Companies that actively employ AI in their everyday business operations find all this convincing enough to start investing in MLOps solutions. Without them, models often remain nothing more than lab experiments, so it’s hardly surprising that the market is projected to reach $4 billion by 2025. With all facts considered, this number is likely to grow further.    

ModelOps: operationalize AI at scale  

MLOps is not a panacea when it comes to using AI solutions at an enterprise scale. Sooner or later, you will face the last mile problem of analytics, “How do I actually integrate AI into my business operations and decision-making process?”  

This is when the ModelOps approach comes into play. In brief, it is a strategy for governing all data science models released into production and managing their lifecycles up until retirement. Being a relatively new concept, ModelOps has generated enough buzz for companies to start implementing it. In 2021, 53 percent of enterprises already have dedicated budgets for ModelOps to pass the last mile effectively. Meanwhile, 37 percent plan to allocate funds within the next 12 months.

But what makes it so highly demanded?  

ModelOps minimizes coordination efforts and operational frictions between multiple stakeholders involved in model creation: CIOs, IT directors, data scientists, compliance specialists, DevOps and ITOps experts, and others. It also provides business stakeholders with tools (dashboards, reporting, and more) to autonomously assess the state and quality of models in production and make informed decisions without relying on data specialists.    

Some other advantages you can gain from ModelOps include:  

  • Enforcing new AI models’ governance and compliance 
  • Operationalizing and scaling AI solutions more effectively   
  • Monitoring the accuracy of already deployed models  
  • Updating or replacing outdated models in time   
  • Improving the auditability of your models 

By streamlining the practical application of your analytical models, ModelOps boosts their predictive efficiency and business value. McKinsey believes AI-powered analytics can potentially create the annual value worth up to $15.4 trillion.   

All this is possible only with ModelOps taking your analytics out of the lab and applying it to day-to-day business processes.   

FAQ  

What types of ML models are there?   

Machine learning models fall into two big categories:  

  • Supervised models, which use labeled training data to evaluate the accuracy of their outputs 
  • Unsupervised models, which learn through analyzing data and extracting patterns without human intervention  

Supervised models comprise:  

  • Classification models that predict binary outcomes (yes/no, true/false, male/female) 
  • Regression models that predict numerical values (age, height, prices, and more) 
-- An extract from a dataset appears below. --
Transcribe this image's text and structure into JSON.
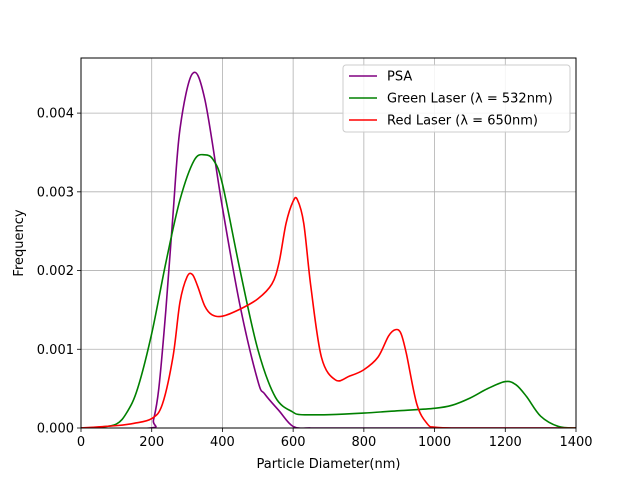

Unsupervised models include: 

  • Neural networks 
  • Clustering 
  • Anomaly detection, and more 

There is also a reinforcement learning type: exposing a model to a specific environment to make it learn through trial and error. 

Are there any alternatives to MLOps and ModelOps? 

Currently, these are the most efficient methodologies when building an AI-powered business. We recommend you implement them, because: 

  • Without MLOps, you will not be able to operationalize machine learning models quickly 
  • Without ModelOps, you will have a hard time aligning AI with the enterprise scope 

Where should you start with implementing MLOps?  

There are three levels of MLOps maturity: 

  • MLOps 0. You build and deploy ML models manually 
  • MLOps 1. You automate the process of using new data to facilitate continuous retraining of your models  
  • MLOps 2. You automate CI/CD pipelines to retrain, update, and redeploy thousands of models at once, with minimal human intervention 

In brief, you need to gradually move your processes from one level to another until you reach MLOps 2. Or you can invest in ready-made MLOps solutions. The latter is faster and more affordable but the downside is that such solutions may not fully address the needs of your business.